A day in the life of BBCi Search - part 6

 by Martin Belam, 27 March 2003

The value of a Taxonomy

As I mentioned, BBCi Search has a team constantly monitoring the search activity on the site, and attempting to match the searches being made with the best possible content available, both on the BBCi site and on the web as a whole.

This role is crucial for a site the size of bbc.co.uk with an index which consists of in excess of 2,500,000 documents, without including the BBC News and BBC Sport content. It is the only way that the language of the users can be mapped to the taxonomical conventions of the organisation.

One example of this is users searching on the BBCi Science site for information on 'planets'. A examination of the search terms used on the site shows that 'planets' is consistently one of the most used search terms. However the BBCi Science homepage does not feature the word 'planets' at all. The site has plenty of contents about the solar system, but it is described as 'solar system', and branded "Space", to tie in with a television programme broadcast some 18 months ago.

The consequence of this is that a search for 'planets' that relies purely on a technological word matching solution returns as it top results information about "The Blue Planet" television programme - ironically probably the one planet in the solar system the user was least likely to be wanting information about.

In the absence of search technology with a better semantic understanding of the English language, the only way to align the vocabulary of the site with the vocabulary of users is to intervene, by providing 'best bet' results that originate form a taxonomical mapping of the content of the BBC site. It is only a human who can look at the that search, within that context, and decide that it equates to an individual piece of web content that the search technology would otherwise fail to return.

Another strong advantage of this system is the ability of the editorial team and taxonomists to assign new synonyms, best bet URLs, or change descriptions in real-time, in response to the actual recorded user behaviour.

A recent example of this was with the loss of the NASA Space Shuttle Columbia. The BBCi Search results pages include a news headline feed, if the query produces results from the BBC News or BBC Sport site that have been published within the last three days and cross a specific relevancy threshold. This worked fine if users were searching for "space shuttle" or "Columbia".

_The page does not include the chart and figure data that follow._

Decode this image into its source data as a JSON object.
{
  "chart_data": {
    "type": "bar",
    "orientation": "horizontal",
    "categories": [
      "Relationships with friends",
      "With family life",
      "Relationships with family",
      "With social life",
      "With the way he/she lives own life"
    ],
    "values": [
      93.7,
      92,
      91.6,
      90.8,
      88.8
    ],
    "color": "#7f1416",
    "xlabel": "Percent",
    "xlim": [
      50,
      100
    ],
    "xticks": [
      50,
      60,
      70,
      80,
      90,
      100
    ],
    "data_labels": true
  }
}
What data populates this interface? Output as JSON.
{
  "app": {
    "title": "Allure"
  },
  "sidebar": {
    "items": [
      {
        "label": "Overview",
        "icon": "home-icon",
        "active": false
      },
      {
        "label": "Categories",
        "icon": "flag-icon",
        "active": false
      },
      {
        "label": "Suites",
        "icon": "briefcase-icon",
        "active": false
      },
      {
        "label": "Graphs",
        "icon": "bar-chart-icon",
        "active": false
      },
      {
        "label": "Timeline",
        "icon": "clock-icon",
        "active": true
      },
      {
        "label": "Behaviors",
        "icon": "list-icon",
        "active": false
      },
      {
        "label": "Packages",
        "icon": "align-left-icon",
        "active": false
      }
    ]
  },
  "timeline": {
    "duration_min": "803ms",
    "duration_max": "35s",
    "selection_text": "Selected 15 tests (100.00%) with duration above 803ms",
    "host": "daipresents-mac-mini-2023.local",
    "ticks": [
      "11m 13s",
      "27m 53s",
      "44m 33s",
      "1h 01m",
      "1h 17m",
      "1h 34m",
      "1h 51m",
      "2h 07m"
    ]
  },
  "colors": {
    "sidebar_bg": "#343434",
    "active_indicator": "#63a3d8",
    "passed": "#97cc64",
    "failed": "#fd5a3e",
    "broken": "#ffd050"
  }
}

However we also saw, within three hours of the accident, that there had been a considerable rise in searches for the country "Colombia". Whilst it was conceivable that there was a simultaneous breaking news story about in Colombia, it was obvious that these were searches aimed at finding information about the space shuttle from users who were unaware of the correct name.

The result set they received was about the country, and did not produce any headlines about the space shuttle. Through the use of synonyming we were able to provide a result set that contained links to the latest news stories about the shuttle, even when people were unintentionally searching for the country. Again this is something that would be impossible with a reliance on technology alone.